Autre forme d’animation, les événements culturels et les soirées musicales sont rares à Alger. Paradoxalement, ce sont des centres culturels étrangers qui semblent organiser le plus d’événements en ville. Dernièrement, le centre culturel français a tenu une soirée en l’honneur de la musique algérienne.

« La fête de la musique », un événement en entrée libre qui a vu se produire des groupes algériens de différents styles et de différentes régions. Ainsi, trois heures durant, des Algériens ont apprécié des chansons algériennes grâce au centre culturel français.

Tout aussi gratuit, le festival culturel européen, organisé chaque mois de mai à Alger est devenu un événement phare dans la vie de certains Algérois.
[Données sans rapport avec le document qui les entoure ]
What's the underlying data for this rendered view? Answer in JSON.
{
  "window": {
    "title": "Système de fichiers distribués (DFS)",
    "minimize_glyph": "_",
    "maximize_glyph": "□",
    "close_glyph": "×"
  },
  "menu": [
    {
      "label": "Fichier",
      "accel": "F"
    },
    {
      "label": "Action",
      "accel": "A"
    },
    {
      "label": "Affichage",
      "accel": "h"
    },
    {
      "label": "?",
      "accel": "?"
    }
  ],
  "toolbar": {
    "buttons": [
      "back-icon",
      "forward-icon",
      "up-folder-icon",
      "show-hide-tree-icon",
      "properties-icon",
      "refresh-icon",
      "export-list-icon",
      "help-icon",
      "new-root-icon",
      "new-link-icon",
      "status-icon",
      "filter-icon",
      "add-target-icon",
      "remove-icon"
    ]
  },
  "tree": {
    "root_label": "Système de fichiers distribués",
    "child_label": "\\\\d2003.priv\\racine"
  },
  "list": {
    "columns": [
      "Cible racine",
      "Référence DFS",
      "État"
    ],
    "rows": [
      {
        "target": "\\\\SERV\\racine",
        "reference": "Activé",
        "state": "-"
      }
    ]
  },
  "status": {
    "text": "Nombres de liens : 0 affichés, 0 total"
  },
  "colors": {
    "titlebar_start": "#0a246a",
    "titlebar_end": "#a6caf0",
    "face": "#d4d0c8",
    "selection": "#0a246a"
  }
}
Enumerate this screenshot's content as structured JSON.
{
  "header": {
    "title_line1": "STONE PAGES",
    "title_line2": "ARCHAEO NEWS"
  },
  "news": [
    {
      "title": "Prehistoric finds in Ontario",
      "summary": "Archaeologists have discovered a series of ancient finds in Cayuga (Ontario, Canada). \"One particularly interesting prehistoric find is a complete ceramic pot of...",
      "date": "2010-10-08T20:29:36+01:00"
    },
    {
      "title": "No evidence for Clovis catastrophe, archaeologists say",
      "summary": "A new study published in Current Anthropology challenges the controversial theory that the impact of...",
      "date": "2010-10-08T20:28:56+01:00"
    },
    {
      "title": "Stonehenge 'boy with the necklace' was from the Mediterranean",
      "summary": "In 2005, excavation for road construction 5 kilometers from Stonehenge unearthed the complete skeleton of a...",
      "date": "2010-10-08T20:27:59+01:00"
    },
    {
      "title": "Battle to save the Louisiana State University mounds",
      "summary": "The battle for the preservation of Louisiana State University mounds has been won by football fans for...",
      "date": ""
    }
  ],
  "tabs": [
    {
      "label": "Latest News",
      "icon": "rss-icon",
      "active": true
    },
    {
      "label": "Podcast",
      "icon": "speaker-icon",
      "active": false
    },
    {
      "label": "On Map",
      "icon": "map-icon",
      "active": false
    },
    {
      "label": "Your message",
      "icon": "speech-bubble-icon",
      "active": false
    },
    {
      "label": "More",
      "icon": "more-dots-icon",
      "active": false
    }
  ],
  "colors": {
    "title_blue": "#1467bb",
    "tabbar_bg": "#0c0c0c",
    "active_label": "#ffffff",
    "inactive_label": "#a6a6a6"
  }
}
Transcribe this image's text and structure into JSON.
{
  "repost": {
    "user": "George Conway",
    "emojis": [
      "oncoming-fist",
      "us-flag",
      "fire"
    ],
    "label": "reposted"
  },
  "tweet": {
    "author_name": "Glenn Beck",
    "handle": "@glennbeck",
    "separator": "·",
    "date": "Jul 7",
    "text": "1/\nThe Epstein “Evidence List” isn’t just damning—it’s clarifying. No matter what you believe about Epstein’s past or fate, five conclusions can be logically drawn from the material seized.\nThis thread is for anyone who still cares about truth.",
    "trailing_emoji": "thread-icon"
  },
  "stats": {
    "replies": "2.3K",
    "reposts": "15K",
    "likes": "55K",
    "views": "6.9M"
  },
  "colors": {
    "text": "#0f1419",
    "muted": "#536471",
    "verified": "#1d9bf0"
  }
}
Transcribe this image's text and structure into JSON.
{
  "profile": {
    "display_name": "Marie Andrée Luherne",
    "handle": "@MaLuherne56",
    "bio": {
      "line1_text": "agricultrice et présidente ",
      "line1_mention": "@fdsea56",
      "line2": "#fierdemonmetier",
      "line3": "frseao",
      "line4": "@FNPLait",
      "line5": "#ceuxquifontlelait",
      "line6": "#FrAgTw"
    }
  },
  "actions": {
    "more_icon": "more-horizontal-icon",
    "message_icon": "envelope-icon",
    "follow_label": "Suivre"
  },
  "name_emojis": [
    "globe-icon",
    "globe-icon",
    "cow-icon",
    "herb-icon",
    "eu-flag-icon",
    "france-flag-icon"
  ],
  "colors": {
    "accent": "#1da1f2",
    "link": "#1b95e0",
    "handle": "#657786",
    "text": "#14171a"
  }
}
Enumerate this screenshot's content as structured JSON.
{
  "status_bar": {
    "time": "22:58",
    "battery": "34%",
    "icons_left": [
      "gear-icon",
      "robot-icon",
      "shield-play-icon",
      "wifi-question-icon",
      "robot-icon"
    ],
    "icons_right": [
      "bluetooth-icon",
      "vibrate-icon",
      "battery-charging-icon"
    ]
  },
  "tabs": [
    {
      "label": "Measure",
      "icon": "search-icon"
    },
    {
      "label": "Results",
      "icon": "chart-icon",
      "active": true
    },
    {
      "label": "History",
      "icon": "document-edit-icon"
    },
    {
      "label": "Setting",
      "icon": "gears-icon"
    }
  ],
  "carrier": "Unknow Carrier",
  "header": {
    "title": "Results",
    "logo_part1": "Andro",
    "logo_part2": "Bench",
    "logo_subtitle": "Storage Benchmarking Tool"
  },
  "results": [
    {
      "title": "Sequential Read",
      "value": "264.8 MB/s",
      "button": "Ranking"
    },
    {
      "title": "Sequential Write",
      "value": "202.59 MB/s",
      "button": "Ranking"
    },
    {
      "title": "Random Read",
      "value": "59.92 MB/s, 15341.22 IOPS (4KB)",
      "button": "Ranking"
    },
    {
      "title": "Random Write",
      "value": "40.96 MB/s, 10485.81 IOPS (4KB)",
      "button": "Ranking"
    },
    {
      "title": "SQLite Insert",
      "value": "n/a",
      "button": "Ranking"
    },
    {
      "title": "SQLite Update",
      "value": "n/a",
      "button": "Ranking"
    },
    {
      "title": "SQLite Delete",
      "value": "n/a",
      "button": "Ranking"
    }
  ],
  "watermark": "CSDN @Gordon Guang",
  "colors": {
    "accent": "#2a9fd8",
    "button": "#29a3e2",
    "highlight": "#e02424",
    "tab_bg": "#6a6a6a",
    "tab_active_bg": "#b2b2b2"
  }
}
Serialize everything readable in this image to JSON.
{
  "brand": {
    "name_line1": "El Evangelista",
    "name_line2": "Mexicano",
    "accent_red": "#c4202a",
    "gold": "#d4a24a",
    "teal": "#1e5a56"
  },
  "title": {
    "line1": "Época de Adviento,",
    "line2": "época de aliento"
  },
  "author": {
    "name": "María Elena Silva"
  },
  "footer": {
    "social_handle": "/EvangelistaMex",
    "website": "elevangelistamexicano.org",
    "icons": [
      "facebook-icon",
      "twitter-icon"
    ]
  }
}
La particularité de cet événement est qu’il se tient pendant une vingtaine de jours. Une vingtaine de soirées, c’est plus que n’espèrent les Algérois, habitués aux manifestations épisodiques, occasionnelles et généralement payantes.

L’on constate aussi que les salles de cinéma de la capitale n’ouvrent plus la nuit et les plus célèbres d’entre elles sont fermées pour travaux depuis quelques années.

Alger est une ville qui compte beaucoup de quartiers peu animés et quelques uns où la vie bat son plein la nuit. Ce n’est que pendant le mois de Ramadhan que la capitale connaît une véritable transformation. A la nuit tombée, tous les quartiers se réveillent après une somnolence diurne que ne peut rompre que les vapeurs du F’tour. Pendant le Ramadhan, tout change. Le mois sacré est un sacré mois.

L’animation d’une ville est le résultat de la rencontre d’éléments objectifs et ce n’est manifestement pas une simple instruction qui changera les choses. Alger avec ses quartiers aux identités différentes restera longtemps ce qu’elle est.